Jaksa Pinangki didakwa telah merancang action plan terkait kepengurusan fatwa Mahkamah Agung (MA) agar Djoko Tjandra tidak dieksekusi sebagai terpidana kasus korupsi cassie bank Bali. Dia melakukan hal tersebut bersama-sama dengan mantan politikus Nasdem Andi Irfan Jaya.
Tak hanya Andi Irfan Jaya, Jaksa Pinangki juga bersama-sama dengan Anita Kolopaking melobi Djoko Tjandra agar menggunakan jasanya dengan sejumlah proposal imbalan USD 1 juta atau setara Rp 14,8 milliar.
Diketahui, proposal action plan itu dipaparkan oleh Jaksa Pinangki, Andi Irfan Jaya dan Anita Kolopaking saat menemui Djoko Tjandra di Kantornya yang terletak di The Exchange 106 Lingkaran TrX Kuala Lumpur, Malaysia pada November 2019 lalu.
Ketiganya bersama Djoko Tjandra juga sempat bersepakat untuk memberikan uang sejumlah USD 10 Juta atau Rp 148 milliar kepada pejabat di Kejaksaan Agung dan di Mahkamah Agung.
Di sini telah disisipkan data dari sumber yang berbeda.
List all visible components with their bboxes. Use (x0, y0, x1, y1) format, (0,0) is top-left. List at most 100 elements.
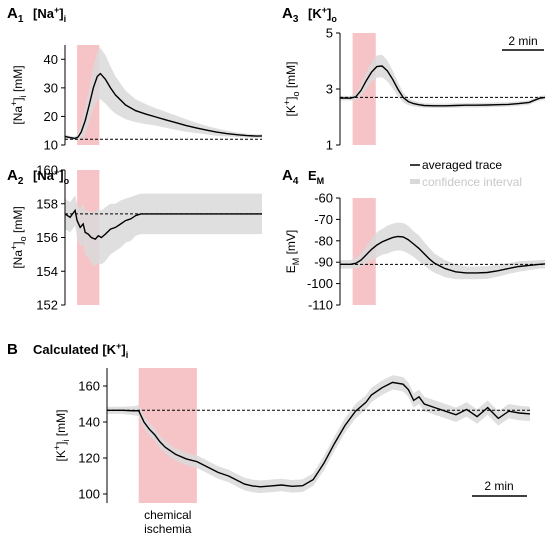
y-axis-label-part: M (291, 258, 301, 266)
y-axis-label: [K+]i [mM] (52, 410, 71, 462)
confidence-band (340, 54, 545, 108)
panel-title: EM (308, 168, 324, 186)
y-tick-label: 160 (78, 379, 100, 394)
y-tick-label: 100 (78, 487, 100, 502)
y-axis-label-part: [mM] (284, 62, 298, 92)
confidence-band (65, 193, 262, 267)
panel-label: A1 (7, 5, 24, 25)
y-tick-label: 30 (44, 80, 58, 95)
averaged-trace (339, 65, 546, 107)
y-tick-label: -70 (314, 212, 333, 227)
panel-title-part: i (64, 14, 67, 24)
y-tick-label: 5 (326, 26, 333, 41)
panel-title-part: [Na (33, 168, 55, 183)
y-axis-label: [Na+]i [mM] (9, 65, 28, 124)
legend-ci-label: confidence interval (422, 175, 522, 189)
panel-title-part: + (322, 5, 327, 15)
legend-ci-swatch (410, 179, 420, 184)
panel-title-part: M (317, 176, 325, 186)
y-tick-label: -90 (314, 255, 333, 270)
y-axis-label-part: i (61, 440, 71, 442)
y-axis-label-part: [K (284, 105, 298, 116)
averaged-trace (64, 208, 262, 241)
y-axis-label-part: + (9, 101, 19, 106)
y-axis-label: EM [mV] (284, 230, 301, 274)
panel-b: 100 120 140 160 B (7, 341, 531, 503)
y-axis-label-part: o (291, 92, 301, 97)
ischemia-label: chemical (144, 508, 191, 522)
panel-a1: 10 20 30 40 A1 (7, 5, 263, 153)
legend-trace-label: averaged trace (422, 158, 502, 172)
y-tick-label: 40 (44, 52, 58, 67)
y-axis-label-part: [K (54, 450, 68, 461)
panel-label-letter: B (7, 341, 18, 358)
panel-label: A4 (282, 167, 299, 187)
y-tick-label: 3 (326, 82, 333, 97)
panel-title: [Na+]o (33, 167, 70, 186)
y-axis-label-part: [mV] (284, 230, 298, 258)
y-axis-label-part: ] (11, 241, 25, 244)
y-axis-label-part: + (52, 445, 62, 450)
panel-title: Calculated [K+]i (33, 341, 128, 360)
y-axis-label-part: [mM] (11, 65, 25, 95)
y-axis-label-part: E (284, 265, 298, 273)
panel-a2: 152 154 156 158 160 A2 (7, 163, 262, 313)
y-tick-label: -60 (314, 191, 333, 206)
panel-label-letter: A (7, 5, 18, 22)
panel-title-part: i (126, 350, 129, 360)
y-axis-label-part: [mM] (11, 206, 25, 236)
y-tick-label: 158 (36, 196, 58, 211)
y-axis-label-part: ] (284, 97, 298, 100)
panel-title-part: + (54, 5, 59, 15)
panel-label-sub: 3 (293, 14, 299, 25)
panel-label-letter: A (282, 5, 293, 22)
averaged-trace (340, 235, 546, 274)
y-tick-label: 1 (326, 138, 333, 153)
y-axis-label-part: + (282, 100, 292, 105)
panel-label-sub: 4 (293, 176, 299, 187)
panel-title-part: [K (308, 6, 322, 21)
y-axis-label-part: i (18, 95, 28, 97)
panel-title-part: [Na (33, 6, 55, 21)
y-axis-label: [K+]o [mM] (282, 62, 301, 117)
y-axis-label-part: [mM] (54, 410, 68, 440)
scale-bar-bottom: 2 min (472, 479, 527, 497)
panel-label: A3 (282, 5, 299, 25)
panel-title-part: + (116, 341, 121, 351)
y-tick-label: 20 (44, 109, 58, 124)
y-tick-label: -80 (314, 233, 333, 248)
averaged-trace (107, 381, 531, 488)
ischemia-band (138, 368, 197, 503)
y-tick-label: 156 (36, 230, 58, 245)
y-axis-label-part: ] (11, 97, 25, 100)
y-axis-label: [Na+]o [mM] (9, 206, 28, 268)
y-axis-label-part: + (9, 245, 19, 250)
y-tick-label: 160 (36, 163, 58, 178)
panel-a4: -110 -100 -90 -80 -70 -60 A4 (282, 167, 546, 313)
y-tick-label: 10 (44, 138, 58, 153)
y-tick-label: 120 (78, 451, 100, 466)
scale-bar-label: 2 min (484, 479, 513, 493)
panel-label: A2 (7, 167, 24, 187)
panel-title-part: ] (59, 168, 63, 183)
y-tick-label: 140 (78, 415, 100, 430)
averaged-trace (64, 72, 263, 140)
y-tick-label: -110 (308, 298, 333, 313)
panel-title-part: ] (121, 342, 125, 357)
y-axis-label-part: [Na (11, 250, 25, 269)
y-tick-label: 154 (36, 264, 58, 279)
panel-title: [K+]o (308, 5, 337, 24)
y-tick-label: 152 (36, 298, 58, 313)
y-tick-label: -100 (307, 276, 333, 291)
panel-title-part: + (54, 167, 59, 177)
y-axis-label-part: ] (54, 442, 68, 445)
scale-bar-top: 2 min (502, 34, 544, 51)
ischemia-label: ischemia (144, 522, 192, 536)
panel-label: B (7, 341, 18, 358)
scale-bar-label: 2 min (508, 34, 537, 48)
y-axis-label-part: o (18, 236, 28, 241)
panel-label-letter: A (7, 167, 18, 184)
panel-title-part: ] (327, 6, 331, 21)
y-axis-label-part: [Na (11, 106, 25, 125)
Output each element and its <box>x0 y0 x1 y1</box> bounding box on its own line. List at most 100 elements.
Hal itu untuk keperluan mengurus permohonan Fatwa Mahkamah Agung melalui Kejaksaan Agung.
Dalam dakwaanya, Djoko Tjandra disebut baru sempat mengirimkan uang kepada Pinangki sebesar USD 500 ribu atau Rp 7 milliar sebagai uang muka biaya jasa pengurusan awal. Uang itu diberikan melalui almarhum adik ipar Djoko Tjandra, Herriyadi kepada Andi Irfan Jaya.
Selanjutnya, Andi Irfan Jaya meneruskan uang itu kepada Jaksa Pinangki. Namun di tengah jalan, Djoko Tjandra memutuskan membatalkan untuk menggunakan jasa Jaksa Pinangki untuk mengurus fatwa MA.
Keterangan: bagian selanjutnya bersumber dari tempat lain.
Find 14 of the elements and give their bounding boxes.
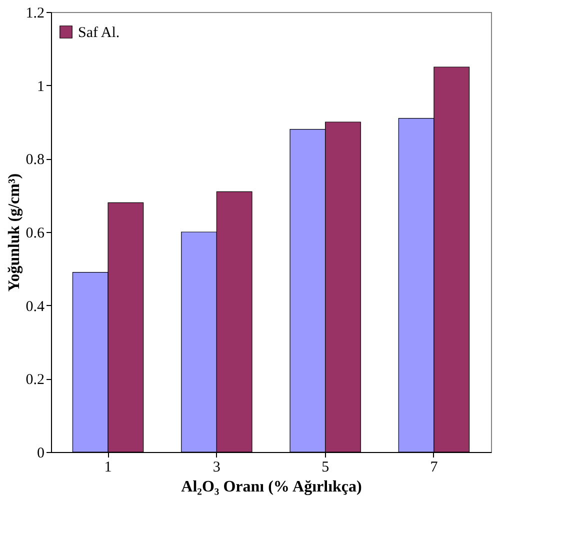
y-tick-label: 0 bbox=[37, 446, 44, 462]
y-tick-label: 1 bbox=[37, 78, 44, 95]
x-tick-label: 3 bbox=[212, 460, 220, 476]
x-tick-label: 1 bbox=[104, 460, 112, 476]
x-axis-title: Al₂O₃ Oranı (% Ağırlıkça) bbox=[181, 478, 362, 496]
y-tick-label: 0.4 bbox=[26, 298, 45, 315]
x-tick-label: 7 bbox=[430, 460, 438, 476]
y-tick-label: 0.2 bbox=[26, 372, 44, 388]
y-tick-label: 0.6 bbox=[26, 226, 45, 242]
y-axis-title: Yoğunluk (g/cm³) bbox=[6, 173, 23, 292]
x-tick-label: 5 bbox=[322, 460, 330, 476]
y-tick-label: 0.8 bbox=[26, 152, 44, 168]
legend-label: Saf Al. bbox=[78, 25, 120, 41]
y-tick-label: 1.2 bbox=[26, 6, 44, 22]
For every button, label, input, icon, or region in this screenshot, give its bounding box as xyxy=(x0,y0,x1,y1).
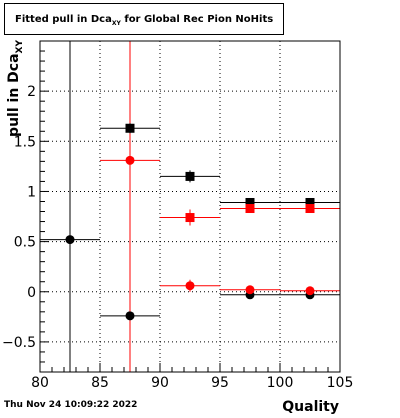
square-marker xyxy=(245,204,255,214)
chart-title-subscript: XY xyxy=(111,20,121,27)
y-tick-label: 2 xyxy=(27,84,36,100)
x-tick-label: 80 xyxy=(31,375,49,391)
data-point xyxy=(160,209,220,226)
circle-marker xyxy=(305,286,315,296)
data-point xyxy=(100,123,160,134)
x-tick-label: 105 xyxy=(327,375,354,391)
y-axis-label-subscript: XY xyxy=(15,40,25,54)
x-tick-label: 100 xyxy=(267,375,294,391)
data-point xyxy=(220,285,280,295)
x-axis-label: Quality xyxy=(282,399,339,414)
y-tick-label: 0 xyxy=(27,285,36,301)
chart-title-suffix: for Global Rec Pion NoHits xyxy=(120,14,274,25)
square-marker xyxy=(305,197,315,207)
circle-marker xyxy=(185,281,195,291)
data-point xyxy=(100,311,160,321)
chart-title-box: Fitted pull in DcaXY for Global Rec Pion… xyxy=(4,3,284,35)
data-point xyxy=(220,197,280,207)
data-point xyxy=(280,204,340,214)
y-tick-label: −0.5 xyxy=(2,335,36,351)
x-tick-label: 85 xyxy=(91,375,109,391)
circle-marker xyxy=(245,285,255,295)
circle-marker xyxy=(125,155,135,165)
x-tick-label: 95 xyxy=(211,375,229,391)
y-axis-label-main: pull in Dca xyxy=(6,53,22,136)
data-point xyxy=(160,279,220,292)
square-marker xyxy=(305,204,315,214)
grid xyxy=(40,41,340,372)
data-point xyxy=(160,170,220,183)
chart-title: Fitted pull in DcaXY for Global Rec Pion… xyxy=(15,14,273,27)
vertical-lines xyxy=(69,41,131,372)
x-tick-label: 90 xyxy=(151,375,169,391)
data-point xyxy=(40,235,100,245)
y-axis-label: pull in DcaXY xyxy=(6,40,25,137)
data-point xyxy=(280,286,340,296)
data-point xyxy=(220,204,280,214)
y-tick-label: 0.5 xyxy=(14,235,36,251)
circle-marker xyxy=(125,311,135,321)
circle-marker xyxy=(65,235,75,245)
tick-labels: 80 85 90 95 100 105 −0.5 0 0.5 1 1.5 2 xyxy=(2,84,353,391)
y-tick-label: 1.5 xyxy=(14,134,36,150)
data-point xyxy=(280,197,340,207)
chart-title-prefix: Fitted pull in Dca xyxy=(15,14,112,25)
axis-ticks xyxy=(39,50,341,373)
plot-frame xyxy=(39,40,341,373)
square-marker xyxy=(185,171,195,181)
square-marker xyxy=(125,123,135,133)
data-point xyxy=(100,155,160,165)
timestamp-footer: Thu Nov 24 10:09:22 2022 xyxy=(4,400,138,410)
square-marker xyxy=(185,213,195,223)
data-points xyxy=(40,123,340,321)
y-tick-label: 1 xyxy=(27,184,36,200)
square-marker xyxy=(245,197,255,207)
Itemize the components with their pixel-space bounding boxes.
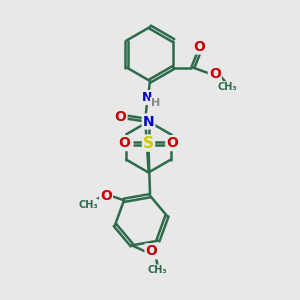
Text: CH₃: CH₃	[218, 82, 237, 92]
Text: S: S	[143, 136, 154, 151]
Text: O: O	[118, 136, 130, 150]
Text: O: O	[209, 67, 221, 80]
Text: H: H	[151, 98, 160, 108]
Text: O: O	[167, 136, 178, 150]
Text: CH₃: CH₃	[78, 200, 98, 210]
Text: CH₃: CH₃	[148, 265, 167, 275]
Text: O: O	[100, 189, 112, 203]
Text: O: O	[193, 40, 205, 53]
Text: O: O	[146, 244, 158, 258]
Text: N: N	[142, 91, 152, 104]
Text: O: O	[115, 110, 127, 124]
Text: N: N	[143, 115, 154, 128]
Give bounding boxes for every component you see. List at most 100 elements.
Dalam kasus ini, Jaksa Pinangki dijerat dengan pasal berlapis.
Di antaranya, pasal 5 ayat 2 jo. Pasal 5 ayat (1) huruf a Undang-Undang Nomor 31 Tahun 1999 tentang Pemberantasan Tindak Pidana Korupsi sebagaimana diubah dan ditambah dengan Undang-Undang Nomor 20 Tahun 2001 tentang Perubahan atas Undang-Undang Nomor 31 Tahun 1999 tentang Pemberantasan Tindak Pidana Korupsi.
Subsidiair pasal 11 Undang-Undang Nomor 31 Tahun 1999 tentang Pemberantasan Tindak Pidana Korupsi sebagaimana diubah dan ditambah dengan Undang-Undang Nomor 20 Tahun 2001 tentang Perubahan atas Undang-Undang Nomor 31 Tahun 1999 tentang Pemberantasan Tindak Pidana Korupsi.
Kedua, pasal 3 Undang-Undang No. 8 Tahun 2010 Tentang Pencegahan dan Pemberantasan Tindak Pidana Pencucian Uang.
Ketiga, pasal 15 Jo. Pasal 5 ayat (1) huruf a Undang-Undang Nomor 31 Tahun 1999 tentang Pemberantasan Tindak Pidana Korupsi sebagaimana diubah dan ditambah dengan Undang-Undang Nomor 20 Tahun 2001 tentang Perubahan atas Undang-Undang Nomor 31 Tahun 1999 tentang Pemberantasan Tindak Pidana Korupsi. Jo. Pasal 88 KUHP.
Subsidiair pasal 15 Jo. Pasal 13 Undang Undang Nomor 31 Tahun 1999 tentang Pemberantasan Tindak Pidana Korupsi sebagaimana diubah dan ditambah dengan Undang-Undang Nomor 20 Tahun 2001 tentang Perubahan atas Undang-Undang Nomor 31 Tahun 1999 tentang Pemberantasan Tindak Pidana Korupsi. Jo. Pasal 88 KUHP.